Using what are considered craft mediums, such as crochet, knitting, cut-paper and ceramics, Emily Broderick creates sculptures and installations reminiscent of living organisms and environments wildly distorted in size, shape and color. Emily states, “I think of my work not just as a series of pieces, but a living world of interrelated species and with them, I aim to question our stereotypical notions of what we consider craft vs. art. I am interested – almost obsessively – with repetitive, intricate, tedious detail and I create or cover my works with all-encompassing patterns.” Our culture has classist notions of what is considered high vs. low art but Emily uses the accessibility of crafts - its beauty, tactility, color and decoration - to create work that can allow viewers to approach, be curious about, sometimes even play with and hopefully ask themselves, “what is craft and what is art?”
Kate Holcomb Hale
Kate Holcomb Hale’s work shows how emotions can extend beyond the realm of the internal and can manifest themselves in our physical world. Drawing provides the backbone for Kate’s mixed-media installations; each captures a moment when subjectivity shifts due to loss, trauma or any significant life event. Is the fluid draining?, I very totally had dreams last night, and And neither are we reference psychological fractures that compile throughout a lifetime shaping one’s identity. The installations themselves appear “in-process” or “unfinished” which is apropos as they are continually acclimating to new conditions presented at each site of installation. Kate’s work subverts traditional boundaries of drawing and painting merging paper, paint and charcoal with architecture. She creates a tangible form for an intangible, constantly fluctuating, interior space.
About the FPAC Assemblage
FPAC Assemblage facilitates conversation and engagement with contemporary art and culture by offering a robust program of multidisciplinary exhibitions, talks, performances, and screenings. FPAC Assemblage is one of the Ch.91 regulated publicly accessible spaces on the Boston waterfront. This 1,200 square foot space along the Harborwalk is located on Sleeper Street off Seaport Boulevard.
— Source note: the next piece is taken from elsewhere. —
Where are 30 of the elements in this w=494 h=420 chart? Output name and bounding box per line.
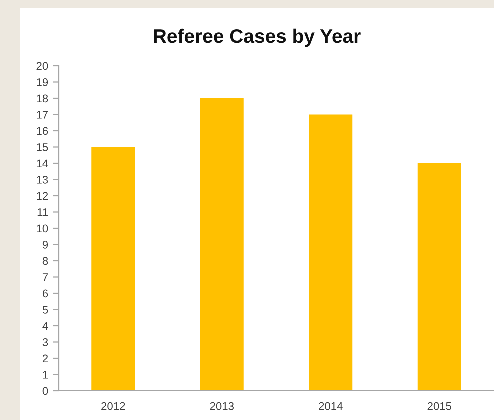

About the Fort Point Arts Community
The Fort Point Arts Community Inc. of South Boston (FPAC), is a non-profit community organization founded in 1980. FPAC’s mission is to promote the work of its member artists to a broad and diverse audience; to preserve the artists community in the Fort Point Channel area; to ensure the continuance of permanent, affordable studio space; to build community; and to increase the visibility of the arts in Fort Point. Fort Point is one of New England’s largest artist communities, home to over 300 artists who produce work in a wide array of media.